Lanka’s Lion ready to face the challenge
Lion Mahendra who hails from Galle joined the Lions Club of Galle as a Charter member in 1967, going on to hold important positions both locally and internationally in the Lions movement.
In Lankan business circles he is well respected as is obvious from the positions he has held that include Deputy Chairman Hayleys Group, Chairman United Motors, Chairman Employers Federation. His other stints include: Chairman of the International Chamber of Commerce (Sri Lanka) the National Agribusiness Council of Sri Lanka, the Planters' Association of Ceylon, the Institute of Management of Sri Lanka and the Joint Business Forum of Chambers of Commerce.

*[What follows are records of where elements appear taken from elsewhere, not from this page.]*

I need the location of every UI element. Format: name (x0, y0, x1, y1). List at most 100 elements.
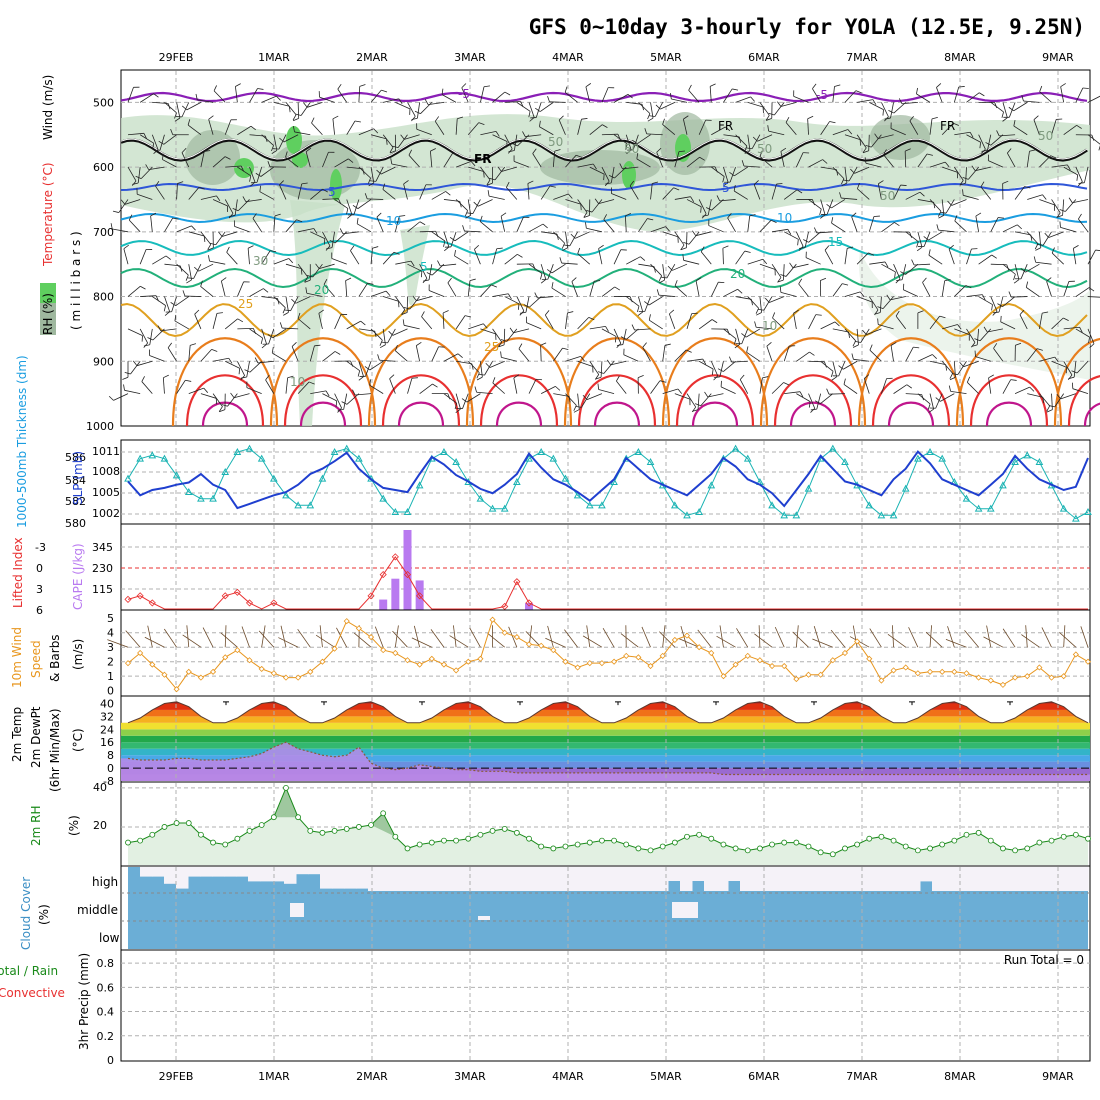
wind-barb (236, 281, 244, 297)
wind-barb (358, 166, 371, 179)
wind-barb-flag (410, 260, 415, 267)
cape-bar (403, 530, 412, 610)
wind-barb (565, 154, 577, 168)
wind-barb (759, 220, 772, 233)
wind-speed-point (611, 658, 618, 665)
wind-barb (295, 296, 311, 304)
wind-barb-flag (605, 326, 609, 332)
wind-barb (480, 284, 492, 297)
wind-barb (501, 166, 517, 172)
rh-point (805, 843, 812, 850)
cape-bar (391, 578, 400, 610)
slp-point (391, 507, 400, 515)
wind-barb-flag (540, 342, 547, 346)
wind-barb-flag (614, 336, 617, 343)
wind-barb (1078, 218, 1089, 233)
rh-core (270, 140, 360, 200)
wind-barb (535, 102, 542, 118)
wind-barb (905, 346, 914, 362)
wind-barb (215, 231, 226, 245)
contour-label: 10 (762, 319, 777, 333)
max-marker (321, 701, 327, 706)
wind-barb (945, 638, 967, 648)
slp-point (282, 491, 290, 499)
slp-point (828, 444, 837, 452)
wind-barb (164, 217, 174, 233)
high-cloud-gap (380, 867, 393, 881)
wind-speed-point (975, 674, 982, 681)
temperature-contour (269, 337, 377, 427)
li-tick: -3 (35, 541, 46, 554)
wind-barb (990, 134, 1004, 146)
wind-barb (346, 120, 356, 135)
wind-barb-flag (886, 294, 891, 301)
wind-barb (905, 231, 919, 242)
wind-barb (904, 151, 907, 168)
wind-barb (1087, 249, 1096, 265)
wind-barb-flag (218, 406, 223, 412)
wind-barb (224, 625, 227, 648)
wind-barb (504, 296, 520, 305)
high-cloud-gap (848, 867, 861, 891)
wind-barb (220, 280, 226, 297)
high-cloud-gap (764, 867, 777, 891)
high-cloud-gap (452, 867, 465, 881)
wind-barb (1072, 388, 1089, 395)
wind-barb-flag (815, 314, 822, 316)
wind-barb-flag (852, 344, 859, 348)
high-cloud-gap (1016, 867, 1029, 881)
wind-barb (983, 636, 1004, 648)
wind-barb (525, 296, 530, 313)
wind-barb (323, 284, 335, 297)
wind-barb-flag (855, 90, 862, 94)
wind-barb-flag (555, 386, 561, 391)
wind-barb (260, 166, 275, 177)
wind-barb (300, 102, 311, 116)
wind-barb-flag (647, 117, 654, 122)
wind-speed-point (647, 662, 654, 670)
wind-barb-flag (1035, 247, 1041, 251)
wind-barb (334, 314, 342, 330)
wind-barb-flag (732, 88, 739, 91)
wind-barb (492, 91, 506, 103)
wind-barb (257, 360, 274, 364)
wind-barb (322, 198, 339, 200)
wind-barb (638, 218, 648, 233)
wind-barb-flag (411, 377, 418, 379)
wind-barb-flag (597, 383, 600, 390)
wind-barb (832, 129, 849, 136)
rh-point (781, 839, 788, 846)
wind-barb-flag (376, 212, 382, 218)
high-cloud-gap (236, 867, 249, 877)
wind-barb-flag (862, 147, 867, 154)
panel-rh2m: 40 20 2m RH (%) (29, 781, 1091, 867)
high-cloud-gap (272, 867, 285, 882)
wind-barb (358, 328, 375, 332)
rh-legend-swatch-green (40, 283, 56, 303)
wind-barb (193, 264, 202, 279)
wind-barb (610, 360, 627, 366)
wind-barb-flag (658, 275, 663, 282)
temp-tick: 16 (100, 736, 114, 749)
wind-barb (529, 296, 542, 308)
wind-barb-flag (1088, 287, 1095, 292)
wind-barb (176, 379, 186, 394)
rh-point (501, 826, 508, 832)
wind-barb-flag (1078, 213, 1082, 220)
wind-barb-flag (408, 149, 412, 156)
wind-barb (198, 263, 214, 272)
wind-barb (674, 196, 691, 200)
wind-barb (309, 345, 315, 362)
wind-barb-flag (271, 145, 274, 152)
wind-barb-flag (507, 293, 512, 300)
temperature-contour (495, 401, 543, 427)
wind-barb-flag (1068, 197, 1073, 204)
wind-barb-flag (209, 242, 216, 246)
high-cloud-gap (608, 867, 621, 891)
wind-barb (290, 296, 299, 311)
wind-barb-flag (874, 312, 881, 315)
wind-barb (428, 290, 445, 297)
slp-point (962, 494, 971, 502)
wind-barb-flag (1079, 327, 1083, 333)
wind-barb (626, 256, 641, 265)
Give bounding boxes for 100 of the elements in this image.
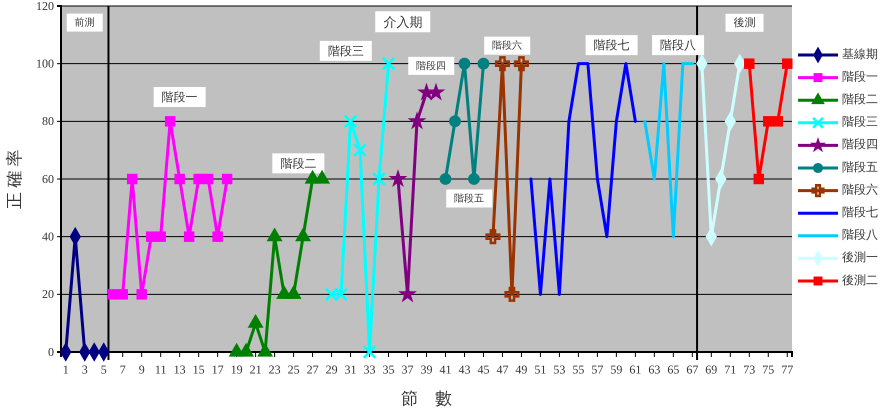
point: [382, 56, 396, 71]
legend-label: 階段一: [842, 69, 878, 84]
x-tick-label: 33: [364, 362, 376, 377]
x-tick-label: 3: [82, 362, 88, 377]
x-tick-label: 27: [306, 362, 319, 377]
x-tick-label: 7: [120, 362, 126, 377]
line-series: [643, 62, 694, 238]
x-tick-label: 5: [100, 362, 107, 377]
point: [388, 169, 408, 188]
point: [440, 173, 452, 185]
point: [372, 172, 386, 186]
point: [202, 174, 214, 184]
y-tick-label: 80: [42, 114, 54, 128]
y-axis-title: 正 確 率: [5, 149, 24, 209]
legend-label: 階段三: [842, 114, 878, 129]
x-tick-label: 45: [477, 362, 490, 377]
x-tick-label: 49: [515, 362, 528, 377]
x-tick-label: 37: [402, 362, 414, 377]
y-tick-label: 120: [36, 0, 54, 13]
point: [222, 174, 232, 184]
x-tick-label: 23: [268, 362, 281, 377]
point: [468, 173, 480, 185]
point: [155, 231, 166, 242]
x-tick-label: 75: [762, 362, 774, 377]
x-tick-label: 47: [496, 362, 508, 377]
x-tick-label: 1: [62, 362, 69, 377]
annotation: 介入期: [383, 14, 422, 30]
x-tick-label: 53: [553, 362, 566, 377]
point: [174, 174, 185, 184]
x-tick-label: 11: [154, 362, 166, 377]
point: [362, 345, 377, 359]
legend-label: 階段五: [842, 160, 878, 174]
x-tick-label: 41: [439, 362, 452, 377]
point: [504, 286, 520, 302]
x-tick-label: 71: [724, 362, 736, 377]
y-tick-label: 0: [48, 344, 54, 359]
y-tick-label: 100: [36, 56, 54, 71]
legend-label: 後測一: [842, 250, 878, 264]
x-tick-label: 17: [212, 362, 224, 377]
annotation: 階段五: [454, 192, 484, 204]
point: [146, 231, 156, 242]
x-tick-label: 55: [572, 362, 584, 377]
point: [744, 58, 755, 69]
legend-label: 階段六: [842, 182, 878, 196]
x-tick-label: 39: [420, 362, 432, 377]
y-tick-label: 60: [42, 172, 54, 186]
legend-label: 階段二: [842, 92, 878, 106]
point: [117, 289, 128, 300]
point: [458, 58, 470, 70]
point: [782, 58, 792, 69]
annotation: 階段八: [660, 38, 696, 52]
x-tick-label: 65: [667, 362, 680, 377]
x-tick-label: 57: [591, 362, 604, 377]
annotation: 階段六: [492, 40, 522, 52]
point: [108, 289, 118, 300]
legend-label: 基線期: [842, 46, 878, 61]
point: [344, 114, 358, 128]
point: [772, 116, 784, 127]
point: [514, 56, 529, 72]
x-tick-label: 51: [534, 362, 546, 377]
x-tick-label: 77: [781, 362, 794, 377]
x-tick-label: 31: [344, 362, 357, 377]
point: [126, 174, 138, 184]
x-tick-label: 59: [610, 362, 622, 377]
x-tick-label: 21: [250, 362, 262, 377]
annotation: 階段七: [594, 38, 630, 52]
annotation: 後測: [734, 16, 756, 29]
x-axis-title: 節 數: [401, 389, 452, 408]
point: [478, 58, 490, 70]
x-tick-label: 19: [230, 362, 243, 377]
x-tick-label: 69: [705, 362, 718, 377]
annotation: 階段二: [280, 156, 316, 170]
point: [485, 229, 500, 244]
x-tick-label: 63: [648, 362, 660, 377]
line-series: [529, 62, 637, 296]
legend-label: 階段八: [842, 228, 878, 242]
annotation: 階段一: [162, 90, 198, 104]
x-tick-label: 29: [326, 362, 338, 377]
legend-label: 後測二: [842, 272, 878, 287]
point: [494, 56, 510, 72]
x-tick-label: 35: [382, 362, 395, 377]
point: [212, 231, 223, 242]
point: [408, 111, 426, 130]
annotation: 階段三: [328, 44, 364, 58]
x-tick-label: 13: [174, 362, 186, 377]
x-tick-label: 43: [458, 362, 470, 377]
x-tick-label: 9: [138, 362, 145, 377]
legend-label: 階段四: [842, 137, 878, 152]
point: [449, 115, 461, 128]
annotation: 前測: [74, 16, 95, 29]
point: [763, 116, 774, 127]
y-tick-label: 40: [42, 230, 54, 244]
x-tick-label: 25: [288, 362, 300, 377]
x-tick-label: 67: [686, 362, 698, 377]
legend-label: 階段七: [842, 204, 878, 219]
annotation: 階段四: [416, 60, 446, 72]
x-tick-label: 73: [743, 362, 756, 377]
x-tick-label: 61: [629, 362, 642, 377]
x-tick-label: 15: [192, 362, 205, 377]
point: [184, 231, 194, 242]
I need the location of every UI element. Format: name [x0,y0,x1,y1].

Currently he is the Chairman of the Commercial Bank of Ceylon, Pelwatte Sugar Industries and Unawatuna Beach Resorts.
‘Challenge to Change' is the theme that the new President of the International Association of Lions Clubs, Sri Lanka's very own Mahendra Amarasuriya wishes to adopt during his one year term beginning July 2007.
"In this fast paced world where everything is changing, Lions too must change in the way we conduct our projects, meetings and recruit people," he said adding that they have to respond to young people's views while keeping to the same philosophy of serving the less fortunate people of the world.
It is truly an honour for a Sri Lankan to be unanimously elected to this coveted position of the world's largest service organisation, Past Council Chairperson Lion S. Sivananthan said announcing the appointment at a meeting of the International Association of Lions Clubs Multiple District 306 on June 8. Mr. Amarasuriya will be sworn in during the 90th Lions Clubs International Convention to be held in Chicago between July 2 and 6, 2007.
"He has a vital challenge ahead of him and we as a country should be proud to have produced a person of this calibre," Council Chairman Lion Chitral Amaratunge said, referring to Mr. Amarasuriya’s significant contributions to national, regional and international activities.
Acknowledging that there was a lot of work to be done, Mr. Amarasuriya spoke of Lionism that began in 1917 by Chicago business leader Melvin Jones and its living philosophy that is accepted in both rich and poor countries. " 'We serve' is our logo that describes what we are and what we can do," he said.
Currently there are 1.4 million Lions in 202 countries with a mission to create and foster a spirit of understanding among all people for humanitarian needs by providing voluntary services through community involvement and international cooperation. Since its initial stages Lions Clubs around the world have aided the blind and visually impaired in an effort toward conquering blindness.
In Sri Lanka too their focus has been on sight activities, having raised $ 200 million to operate sight centres in various districts and help the government in meeting the backlog of cataract operations and upgrading rural hospitals. Their tsunami recovery programme consisted of large-scale distribution of food, clothes, medicines and building of houses.
Mr. Amarasuriya will be required to travel extensively over the year. "I shall recommend that we participate in some of the UN Millennium goals of poverty alleviation, education, women's empowerment, eradication of malaria, TB and AIDS by 2015 and ensure sustainable development through global partnerships," he said. Other plans include increasing membership, promoting leadership and opening new clubs, one being a centre in Bhutan, the only country in South Asia without a Lions movement.
One of his main targets as he travels around the world and meets with world leaders is to present a positive image of Sri Lanka. "I hope it will help develop Sri Lanka's tourist potential," he said adding that the Tourist Board has extended its support to him. He hopes to ease fears of tourists who are worried for their safety.
At the forthcoming convention, a Sri Lankan dance troupe is expected to participate in the spectacular parade that will see representatives from 160-170 countries many in native dress marching along with floats . Further in every country he visits, a promotional clip will be shown about Sri Lanka, the flag hoisted and the anthem sung.
Meanwhile, several activities have been planned for the 50th anniversary of Lionism in Sri Lanka that falls on October 6 this year. Among them are a parade, a carnival and a public meeting during which wheelchairs will be presented to the needy. To observe World Sight Day that also falls in October there will be sight testing in six districts, 3000 cataract surgeries, distribution of spectacles and a seminar on sight for children.